Wumpus World and Knowledge Representation
The Wumpus World is a classic artificial intelligence problem that demonstrates fundamental concepts in knowledge representation and reasoning. In this environment, an intelligent agent must navigate through a dangerous cave system using logical inference and knowledge representation to make informed decisions.
Key Components:
- Environment: A 4x4 grid world containing pits, a Wumpus monster, and gold. The agent must find the gold and escape while avoiding dangers.

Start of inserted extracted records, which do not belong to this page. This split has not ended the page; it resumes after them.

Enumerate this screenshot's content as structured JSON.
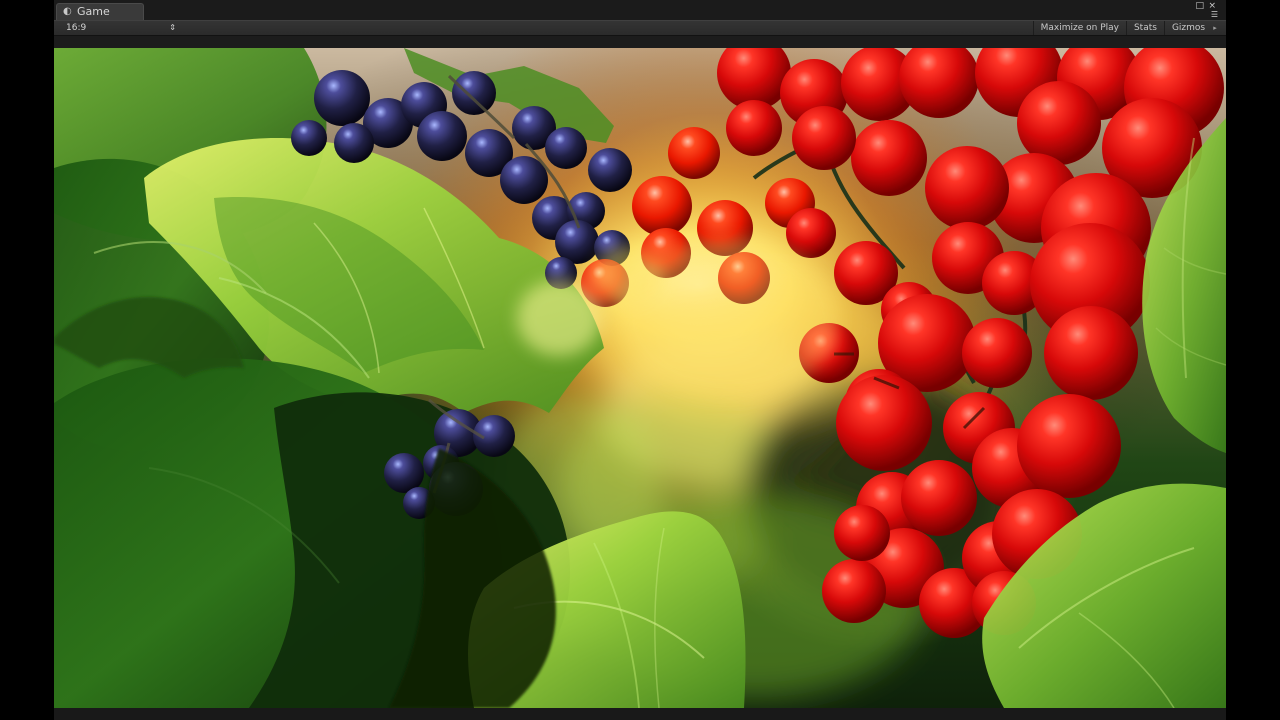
{
  "window": {
    "tab_title": "Game",
    "tab_icon": "game-icon",
    "controls": {
      "restore_icon": "restore-icon",
      "close_icon": "close-icon",
      "menu_icon": "panel-menu-icon"
    }
  },
  "toolbar": {
    "aspect_ratio": "16:9",
    "maximize_on_play": "Maximize on Play",
    "stats": "Stats",
    "gizmos": "Gizmos"
  },
  "viewport": {
    "scene": "grapes-and-red-currants-among-leaves",
    "colors": {
      "leaf_green": "#4f8f24",
      "bright_leaf": "#a6d447",
      "red_berry": "#d81010",
      "blue_berry": "#24224e",
      "sun_glow": "#ffe16b",
      "ui_dark": "#232323"
    }
  }
}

- Percepts: The agent receives sensory information about its environment:
- Breeze: Indicates a pit in an adjacent cell
- Stench: Indicates the Wumpus monster is nearby
- Glitter: Indicates the presence of gold
- Knowledge Representation: The agent maintains a knowledge base that includes:
- Logical statements about the environment
- Inferred knowledge from percepts
- Safe and dangerous locations
- Potential locations of hazards
- Reasoning: The agent uses:
- Propositional logic to represent knowledge
- Inference rules to deduce new information
- Truth maintenance to update beliefs
- Decision-making based on current knowledge
This simulation demonstrates how an AI agent can use knowledge representation and reasoning to make intelligent decisions in an uncertain environment. The agent must balance exploration, safety, and goal-seeking behavior while maintaining and updating its knowledge base.